4. Compound according to claim 1, which is selected from the group, including: - 1-(4-(dimethylamino)-4-phenylcyclohexyl)-2-phenylethanol; - 1-(4-(dimethylamino)-4-phenylcyclohexyl)-2-Phenoxyethanol; - 1-(4-(dimethylamino)-4-phenylcyclohexyl)-2-(1H-indole-1-yl)ethanol; - 1-(4-(dimethylamino)-4-phenylcyclohexyl)-2-(isoindol-2-yl)ethanol - 1-(4-(dimethylamino)-4-phenylcyclohexyl)-2-(4-torfanil)ethanol; - 1-(4-(dimethylamino)-4-(3-torfanil)cyclohexyl)-2-phenylethanol; - 1-(4-(dimethylamino)-4-(3-methoxyphenyl)cyclohexyl)-2-phenylethanol; - 1-(4-(dimethylamino)-4-(thiophene-2-yl)cyclohexyl)-2-phenylethanol; - 1-(4-butyl-4-(dimethylamino)cyclohexyl)-2-phenylethanol; - 1-cyclopentyl-2-(4-(dimethylamino)-4-phenylcyclohexyl)-3-phenylpropane-2-ol; - 1-(4-(dimethylamino)-4-phenylcyclohexyl)-1-phenyl-2-(pyridine-4-yl)ethanol; - 1-(4-(dimethylamino)-4-phenylcyclohexyl)-2-(phenylthio)ethanol; - 1-(4-(dimethylamino)-4-phenylcyclohexyl)-2-(phenylsulfonyl)ethanol; - 2-(cyclohexyloxy)-1-(4-(dimethylamino)-4-phenylcyclohexyl)ethanol; - 2-(benzyloxy)-1-(4-(dimethylamino)-4-phenylcyclohexyl)ethanol; - 1-(4-(dimethylamino)-4-phenylcyclohexyl)-2-pentoxicated; - 2-((1H-indol-3-yl)methoxy)-1-(4-(dimethylamino)-4-phenylcyclohexyl)ethanol; - 2-(2-(1H-indol-3-yl)ethoxy)-1-(4-(dimethylamino)-4-phenylcyclohexyl)ethanol; - 1-(4-(dimethylamino)-4-phenylcyclohexyl)-2-((2-(trimetilsilil)-1H-indol-3-yl)methoxy)ethanol; - 1-(2-(4-(dimethylamino)-4-(3-torfanil)cyclohexyl)-2-hydroxyethyl)piperidine-2-he; - 2-(4,4-dihydro-1H-pyrido[3,4-b]indole-2(3H,N,an)-yl)-1-(4-(dimethylamino)-4-(3-torfanil)cyclohexyl)ethanol; - 1-cynnamoyl-3-(2-(4-(dimethylamino)-4-(3-torfanil)cyclohexyl)-2-hydroxyethyl)tetrahydropyrimidine-2(1H)-it; - 2-(4-(dimethylamino)-4-phenylcyclohexyl)-1-phenylpropane-2-ol; - 2-(4-(dimethylamino)-4-phenylcyclohexyl)-1,3-diphenylprop-2-ol; - 2-(4-(dimethylamino)-4-phenylcyclohexyl)-1-phenyl-3-(pyridin-2-yl)propan-2-ol; - 2-(4-(dimethylamino)-4-phenylcyclohexyl)-1-phenyl-3-(pyridine-3-yl)propan-2-ol and - 2-(4-(dimethylamino)-4-phenylcyclohexyl)-1-phenyl-3-(pyridine-4-yl)propan-2-ol and his physiologically compatible salt.

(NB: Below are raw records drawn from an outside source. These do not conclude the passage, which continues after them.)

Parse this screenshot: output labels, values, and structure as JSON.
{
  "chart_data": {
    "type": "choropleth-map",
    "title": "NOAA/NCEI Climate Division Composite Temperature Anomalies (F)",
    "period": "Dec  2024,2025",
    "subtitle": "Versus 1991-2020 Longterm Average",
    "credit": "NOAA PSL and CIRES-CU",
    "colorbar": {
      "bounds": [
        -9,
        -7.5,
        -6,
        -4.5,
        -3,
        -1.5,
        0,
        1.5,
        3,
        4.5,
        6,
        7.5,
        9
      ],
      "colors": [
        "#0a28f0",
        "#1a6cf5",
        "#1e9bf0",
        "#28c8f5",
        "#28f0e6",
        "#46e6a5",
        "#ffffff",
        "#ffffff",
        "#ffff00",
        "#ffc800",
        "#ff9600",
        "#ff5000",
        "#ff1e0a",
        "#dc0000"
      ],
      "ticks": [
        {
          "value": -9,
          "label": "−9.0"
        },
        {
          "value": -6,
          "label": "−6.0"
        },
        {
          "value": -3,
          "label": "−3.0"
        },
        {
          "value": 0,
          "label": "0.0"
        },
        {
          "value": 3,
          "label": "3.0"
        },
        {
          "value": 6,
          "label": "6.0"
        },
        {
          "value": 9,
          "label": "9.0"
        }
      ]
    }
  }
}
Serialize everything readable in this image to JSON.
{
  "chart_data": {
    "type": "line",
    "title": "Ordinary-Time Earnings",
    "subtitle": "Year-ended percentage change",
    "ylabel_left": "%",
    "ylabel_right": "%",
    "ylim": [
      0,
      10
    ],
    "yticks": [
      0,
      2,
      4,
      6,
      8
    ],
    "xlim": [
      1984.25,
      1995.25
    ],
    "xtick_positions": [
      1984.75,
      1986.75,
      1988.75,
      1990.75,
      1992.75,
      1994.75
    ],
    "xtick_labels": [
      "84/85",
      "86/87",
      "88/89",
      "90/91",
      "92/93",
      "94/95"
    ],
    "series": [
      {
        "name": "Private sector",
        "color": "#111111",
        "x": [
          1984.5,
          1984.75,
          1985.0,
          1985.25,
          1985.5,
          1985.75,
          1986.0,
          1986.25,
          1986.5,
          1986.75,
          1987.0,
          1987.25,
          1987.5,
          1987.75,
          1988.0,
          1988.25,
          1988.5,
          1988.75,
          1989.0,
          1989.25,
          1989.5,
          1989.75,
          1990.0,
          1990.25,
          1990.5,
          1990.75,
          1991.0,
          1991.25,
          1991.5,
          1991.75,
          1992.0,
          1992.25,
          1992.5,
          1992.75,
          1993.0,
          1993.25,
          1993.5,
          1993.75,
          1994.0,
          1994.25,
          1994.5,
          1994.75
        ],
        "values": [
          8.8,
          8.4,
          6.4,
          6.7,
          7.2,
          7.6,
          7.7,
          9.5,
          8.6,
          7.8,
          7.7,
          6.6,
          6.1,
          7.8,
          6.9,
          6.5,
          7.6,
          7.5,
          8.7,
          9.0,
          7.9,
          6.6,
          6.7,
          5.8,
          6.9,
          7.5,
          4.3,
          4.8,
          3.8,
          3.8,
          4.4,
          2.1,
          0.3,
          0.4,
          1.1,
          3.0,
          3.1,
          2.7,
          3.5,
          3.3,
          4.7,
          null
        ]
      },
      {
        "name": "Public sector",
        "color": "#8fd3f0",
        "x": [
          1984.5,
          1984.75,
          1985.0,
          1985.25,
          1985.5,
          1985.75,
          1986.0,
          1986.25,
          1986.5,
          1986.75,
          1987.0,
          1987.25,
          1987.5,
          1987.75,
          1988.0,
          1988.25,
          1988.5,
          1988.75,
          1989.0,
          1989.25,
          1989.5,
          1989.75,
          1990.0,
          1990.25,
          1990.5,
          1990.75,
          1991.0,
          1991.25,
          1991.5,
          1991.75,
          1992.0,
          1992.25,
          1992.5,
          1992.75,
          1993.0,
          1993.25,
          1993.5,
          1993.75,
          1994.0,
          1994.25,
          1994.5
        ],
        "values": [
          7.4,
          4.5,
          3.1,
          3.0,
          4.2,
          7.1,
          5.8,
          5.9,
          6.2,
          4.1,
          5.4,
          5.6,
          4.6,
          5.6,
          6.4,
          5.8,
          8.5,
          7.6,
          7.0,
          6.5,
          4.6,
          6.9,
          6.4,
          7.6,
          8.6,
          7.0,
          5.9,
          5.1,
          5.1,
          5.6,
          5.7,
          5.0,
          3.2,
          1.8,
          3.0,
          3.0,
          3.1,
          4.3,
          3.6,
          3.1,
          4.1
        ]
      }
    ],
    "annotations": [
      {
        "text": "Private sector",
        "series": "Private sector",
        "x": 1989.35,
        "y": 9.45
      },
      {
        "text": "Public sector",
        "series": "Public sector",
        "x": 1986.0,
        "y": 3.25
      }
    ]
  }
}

5. A drug that has affinity for ORL1-receptor and mu-opioid receptor that contains a therapeutically efficient quantity of at least one connection on any one of claims 1 to 4 as separate stereoisomer or mixtures thereof, in the form of free compounds and/or their physiologically compatible salts, and also suitable additives or excipients.

6. The use of connections on any one of claims 1 to 4 as separate stereoisomer or their mixtures, of a loose connection and/or their physiologically compatible salts, to obtain drugs for the treatment of pain.